D’un point de vue de l’harmonie, j’ai presque été un peu déçue en étudiant la grille d’accords de la chanson : elle est toute simple. Quatre accords, tous issus de la tonalité de Ré mineur. Pas de modulation, pas d’emprunt dans une autre tonalité. Et puis finalement, cette simplicité sert l’efficacité de la chanson. Pas besoin de plus :
Couplet
Dm | Dm | C | C
Dm | Dm | C | C
Refrain
Dm | Fmaj7 | C | Gm
Dm | Fmaj7 | C | Gm
Alors, qu’est-ce qui nous plait tant dans la musique de cette chanson ? En vrac :
- Le rythme : C’est une chanson qui bouge. Le tempo n’est pas très rapide, mais l’accentuation à contre-temps lui donne un côté dansant, comme dans le reggae par exemple. Nous reparlerons de cette accentuation à contre temps, mais pour vous l’expliquer en quelques mots, le premier temps, qui est celui que l’on appelle temps fort (accentué dans de nombreux styles de musique) est ici en retrait, au profit du deuxième temps (Idem pour les temps trois et quatre). Ou si vous préférez, l’accord de guitare est joué plus fort sur le deuxième temps que sur le premier. Essayez de compter 1, 2, 3, 4 sur le rythme du refrain, vous verrez que ça donne 1 – 2 – 3 – 4 !

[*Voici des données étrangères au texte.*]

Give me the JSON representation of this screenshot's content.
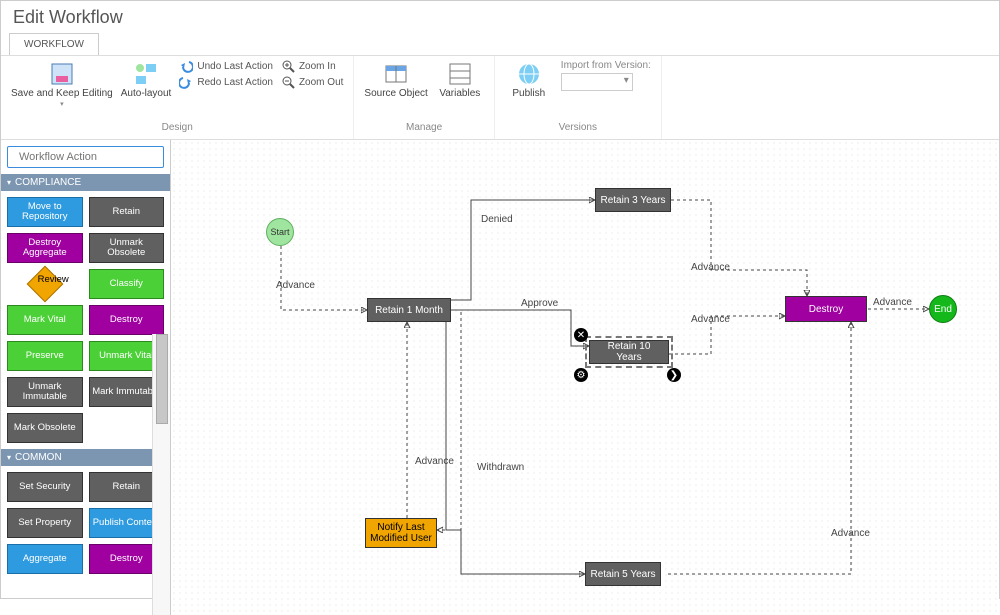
{
  "title": "Edit Workflow",
  "tabs": {
    "workflow": "WORKFLOW"
  },
  "ribbon": {
    "save": "Save and Keep Editing",
    "auto_layout": "Auto-layout",
    "undo": "Undo Last Action",
    "redo": "Redo Last Action",
    "zoom_in": "Zoom In",
    "zoom_out": "Zoom Out",
    "source_object": "Source Object",
    "variables": "Variables",
    "publish": "Publish",
    "import_label": "Import from Version:",
    "group_design": "Design",
    "group_manage": "Manage",
    "group_versions": "Versions"
  },
  "search": {
    "placeholder": "Workflow Action"
  },
  "categories": {
    "compliance": {
      "label": "COMPLIANCE",
      "items": {
        "move_repo": "Move to Repository",
        "retain": "Retain",
        "destroy_agg": "Destroy Aggregate",
        "unmark_obs": "Unmark Obsolete",
        "review": "Review",
        "classify": "Classify",
        "mark_vital": "Mark Vital",
        "destroy": "Destroy",
        "preserve": "Preserve",
        "unmark_vital": "Unmark Vital",
        "unmark_imm": "Unmark Immutable",
        "mark_imm": "Mark Immutable",
        "mark_obs": "Mark Obsolete"
      }
    },
    "common": {
      "label": "COMMON",
      "items": {
        "set_security": "Set Security",
        "retain": "Retain",
        "set_property": "Set Property",
        "publish_content": "Publish Content",
        "aggregate": "Aggregate",
        "destroy": "Destroy"
      }
    }
  },
  "nodes": {
    "start": "Start",
    "retain_1m": "Retain 1 Month",
    "retain_3y": "Retain 3 Years",
    "retain_10y": "Retain 10 Years",
    "retain_5y": "Retain 5 Years",
    "notify": "Notify Last Modified User",
    "destroy": "Destroy",
    "end": "End"
  },
  "edge_labels": {
    "advance": "Advance",
    "denied": "Denied",
    "approve": "Approve",
    "withdrawn": "Withdrawn"
  }
}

- Le mélange des voix : Une soixantaine d’artistes ont été réunis pour ce titre et les voix ont été arrangées de très belle manière, pour se compléter, pour contraster les unes avec les autres tout en conservant une impression globale très harmonieuse. Tout le monde y trouve sa place, peu importe son origine.
- Les arrangements : au delà des percus, guitares, et autres instruments, ce sont principalement les arrangements des voix qui donnent du charme à la chanson. Tendez l’oreille, il y en a partout : des choeurs, des contre-chants, des questions-réponses, sans oublier, peut-être ma préférée, la voix masculine rap scandant « Jeu-veu-pa -l’au-mo-neu-jeu-veu-pa-dé-ran-ger »!
- Une mélodie accrocheuse : oui, car plus que la trame harmonique d’une chanson, c’est la ligne mélodique du chant qui marque les esprits et qui entête (Dites-moi qu’après avoir regardé le clip il y a quelques minutes, vous n’êtes pas en train de fredonner « Je veux pas l’aumône – Non non non ! »…)
- L’optimisme : Malgré la gravité du texte, cette chanson se veut résolument optimiste. Et c’est principalement l’interprétation qui apporte la bonne humeur nécessaire pour adoucir, dédramatiser le thème. C’est d’ailleurs un élément qui parle magnifiquement de l’Afrique car le recours à l’humour et à l’optimisme dans une situation très sombre est une richesse propre aux populations d’origine africaine. On retrouve cet aspect dans les vieux blues noir-américains par exemple. On en reparlera…
- Le clip : parlons-en du clip. Je le trouve superbe. Il sait à la fois mettre en valeur les artistes qui ont participé à l’enregistrement et nous rappeler, par de très belles images, de quoi parle la chanson. Alors, même si c’est un peu hors-sujet, je voulais le dire, na !
Je crois que j’ai fait le tour. Avant de vous laisser seuls avec cet air entêtant, je vous donne encore quelques infos sur la chanson :
Auteurs : Lionel Florence et Patrice Guirao
Compositeur : Frédéric Château
Producteur : Paris Africa
Sortie en Octobre 2011
Interprètes : Alizée, Alpha Blondy, Amaury Vassili, Amel Bent, Anggun, Arielle Dombasle, Bénabar, Bob Sinclar, Chico & Les Gypsies, Chimène Badi, Christophe Willem, Claudia Tagbo, Colonel Reyel, Dave, David Hallyday, Didier Wampas, Elisa Tovati, Fatals Picards, Faudel, Florent Mothe, Gary Fico, Gérard Lenorman, Grégoire, Hélène Ségara, Inna Modja, Jane Birkin, Jenifer, BB Brunes, Jérôme Commandeur, Jérôme Van Den Hole, John Mamann, Joyce Jonathan, Judith, Julie Zenatti, Kenza Farah, Lââm, Liane Foly, M Pokora, Magic System, Manu Katché, Maurane, Mélissa Nkonda, Merwan Rim, Mickaël Miro, Mikelangelo Loconte, Mimie Mathy, Moïse N’Tumba, Mokobe, Natasha St Pier, Nicolas Peyrac, Nolwenn Leroy, Nyco Lilliu, Olivier de Benoist, Ophélie Winter, Passi, Patrick Fiori, Pep’s, Philippe Lavil, Quentin Mosimann, Salvatore Adamo, Shy’m, Sofia Essaïdi, Soprano, Tal, Tiken Jah Fakoly, Tina Arena, VV Brown, Ycare.